“…And Jesus said to him, “‘If you can’! All things are possible for one who believes.” Immediately the father of the child cried out and said, “I believe; help my unbelief!”’
It’s a struggle for most people to believe that Christianity can radically transform one’s character and values, but much easier to raise doubts. Consequently, instead of fervently seeking truth, we find ourselves deviating or even fending off the truth. We often get to the point where we subconsciously put up smoke screens to mask deep-seated motivations about some aspects of our well-being. If our struggles
are the bedrock for doubts then our wellness is only as stable as the doubts we’ve overcome.
For many Christians, merely having doubts or thoughtful questions can be scary. We wonder whether our questions disqualify us from being followers of Jesus Christ. We feel insecure because we’re not sure whether it’s permissible to express our uncertainty about God, Jesus or the Bible. So we keep our questions to ourselves unanswered as they grow, fester and loom until they eventually choke our faith. I have encountered a christian who said, “I hate church because God doesn’t live up to the claims in the Bible. I’ve believed, studied the Bible, prayed and yet have no joy or any answers…” The tone underneath this disappoint was ‘what’s wrong with God that he won’t give me what I want.’ In other words, Christians believe having thought provoking faith questions is evidence for absence of faith. However, on the contrary, they are the lace in the fabric of strong faith.
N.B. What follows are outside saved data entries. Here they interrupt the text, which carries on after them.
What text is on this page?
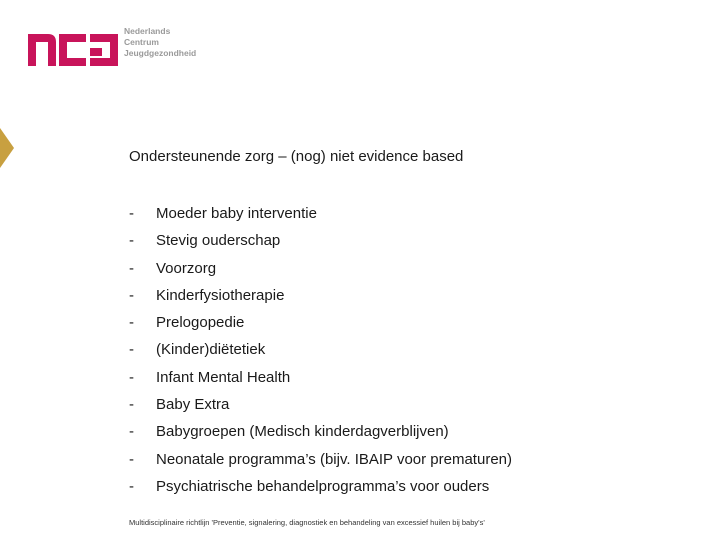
Nederlands
Centrum
Jeugdgezondheid
Ondersteunende zorg – (nog) niet evidence based
-	Moeder baby interventie
-	Stevig ouderschap
-	Voorzorg
-	Kinderfysiotherapie
-	Prelogopedie
-	(Kinder)diëtetiek
-	Infant Mental Health
-	Baby Extra
-	Babygroepen (Medisch kinderdagverblijven)
-	Neonatale programma’s (bijv. IBAIP voor prematuren)
-	Psychiatrische behandelprogramma’s voor ouders
Multidisciplinaire richtlijn 'Preventie, signalering, diagnostiek en behandeling van excessief huilen bij baby's'
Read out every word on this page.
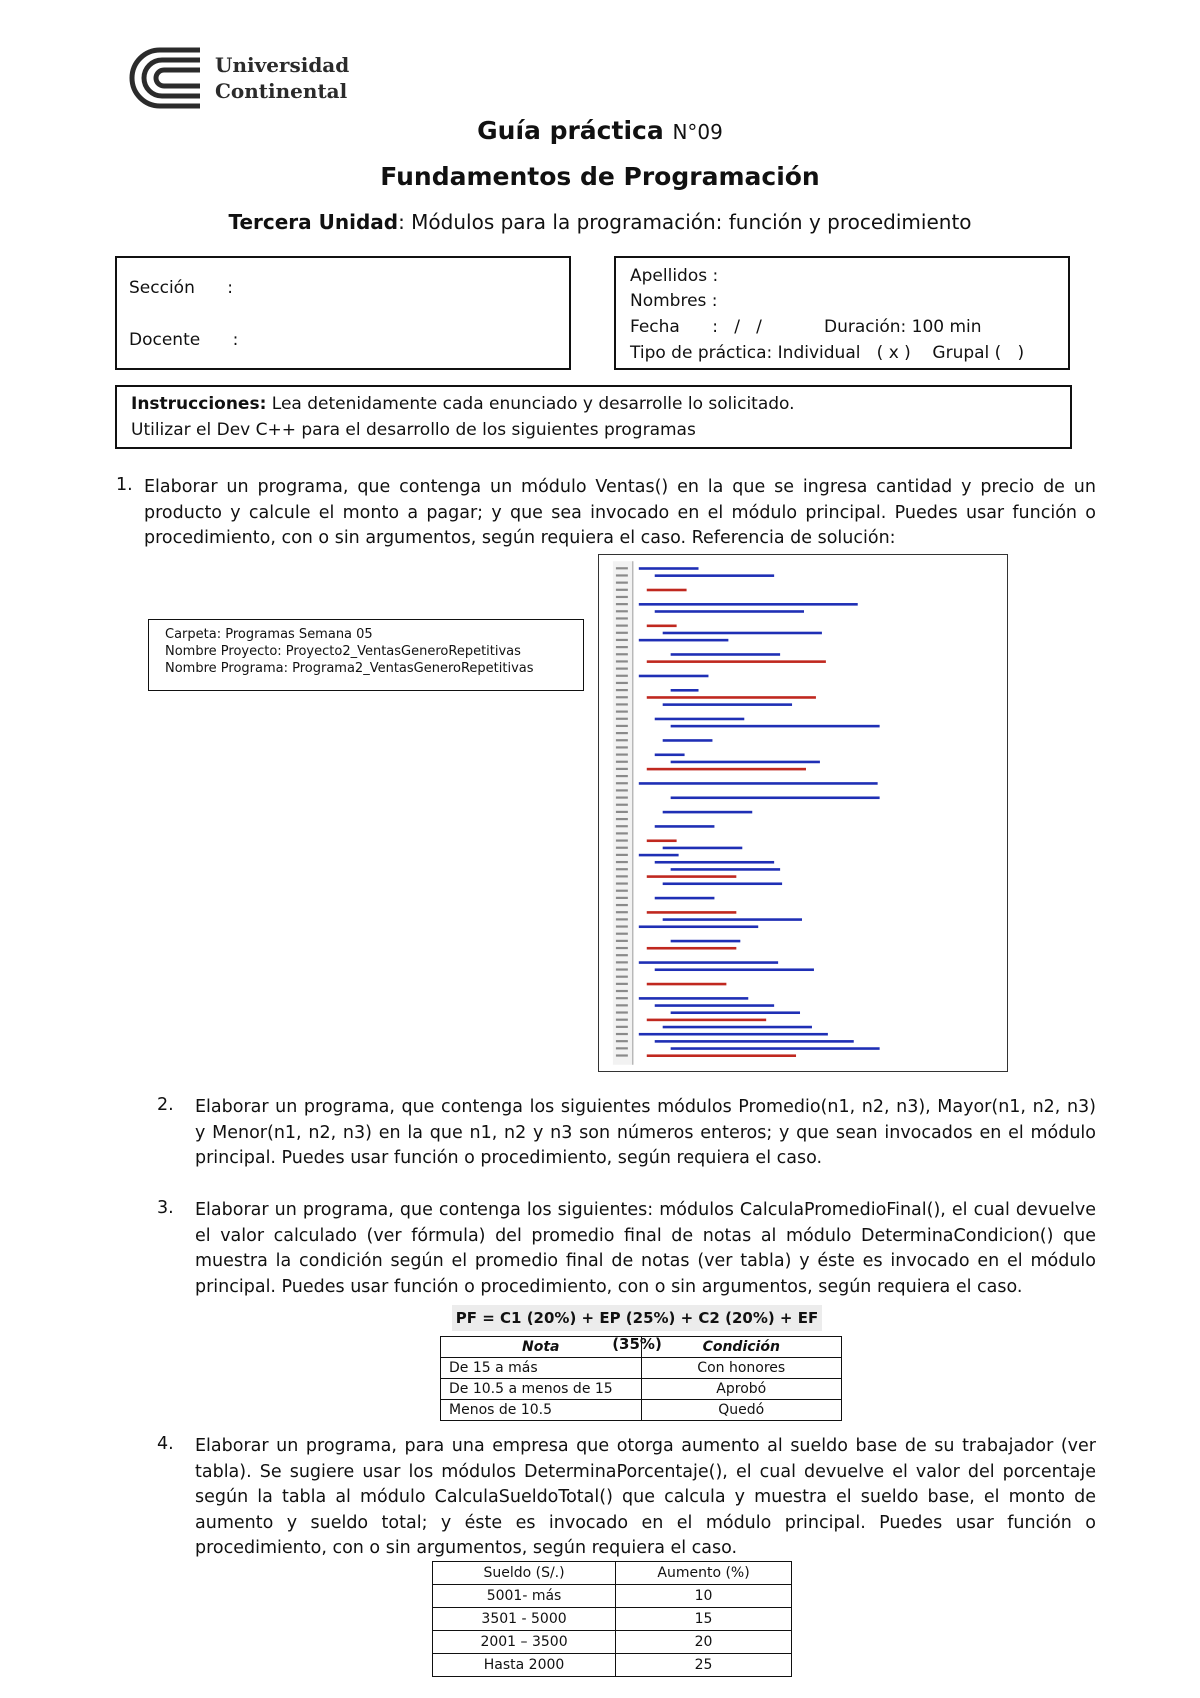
Universidad
Continental
Guía práctica N°09
Fundamentos de Programación
Tercera Unidad: Módulos para la programación: función y procedimiento
Sección      :
Docente      :
Apellidos :
Nombres :
Fecha      :   /   /	Duración: 100 min
Tipo de práctica: Individual   ( x )    Grupal (   )
Instrucciones: Lea detenidamente cada enunciado y desarrolle lo solicitado.
Utilizar el Dev C++ para el desarrollo de los siguientes programas
1. Elaborar un programa, que contenga un módulo Ventas() en la que se ingresa cantidad y precio de un producto y calcule el monto a pagar; y que sea invocado en el módulo principal. Puedes usar función o procedimiento, con o sin argumentos, según requiera el caso. Referencia de solución:
Carpeta: Programas Semana 05
Nombre Proyecto: Proyecto2_VentasGeneroRepetitivas
Nombre Programa: Programa2_VentasGeneroRepetitivas
2. Elaborar un programa, que contenga los siguientes módulos Promedio(n1, n2, n3), Mayor(n1, n2, n3) y Menor(n1, n2, n3) en la que n1, n2 y n3 son números enteros; y que sean invocados en el módulo principal. Puedes usar función o procedimiento, según requiera el caso.
3. Elaborar un programa, que contenga los siguientes: módulos CalculaPromedioFinal(), el cual devuelve el valor calculado (ver fórmula) del promedio final de notas al módulo DeterminaCondicion() que muestra la condición según el promedio final de notas (ver tabla) y éste es invocado en el módulo principal. Puedes usar función o procedimiento, con o sin argumentos, según requiera el caso.
PF = C1 (20%) + EP (25%) + C2 (20%) + EF (35%)
Nota	Condición
De 15 a más	Con honores
De 10.5 a menos de 15	Aprobó
Menos de 10.5	Quedó
4. Elaborar un programa, para una empresa que otorga aumento al sueldo base de su trabajador (ver tabla). Se sugiere usar los módulos DeterminaPorcentaje(), el cual devuelve el valor del porcentaje según la tabla al módulo CalculaSueldoTotal() que calcula y muestra el sueldo base, el monto de aumento y sueldo total; y éste es invocado en el módulo principal. Puedes usar función o procedimiento, con o sin argumentos, según requiera el caso.
Sueldo (S/.)	Aumento (%)
5001- más	10
3501 - 5000	15
2001 – 3500	20
Hasta 2000	25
Is there a process for resolving doubts when they arise and not be inexorably drowned in melancholy, uncertainty, and hopelessness? According to Lynn Anderson¹, It makes a difference what kind of doubter you are. Rebellious doubters have the attitude, “I am not going to let someone in my life do my thinking.” It’s like a son or daughter rebelling against God because his parents are believers. Then, there are people whose doubts stem from intellectual and personal wounds, “How can faith be so important to God and yet require one to have an IQ of 197 to begin to understand it?” If the challenges and adversities of life don’t cause us to contemplatively hesitate (doubt), then we’ve become like God. If it causes us to think twice, then we’re still on the journey. Everyone is in route!
God isn’t moved by our doubts or positivity. He is moved by our choice; either to reject him or accept his sovereignty.
¹ Anderson, L. (2000). If I really believe, why do I have these doubts? (2d ed.). West Monroe, LA: Howard Pub. Co.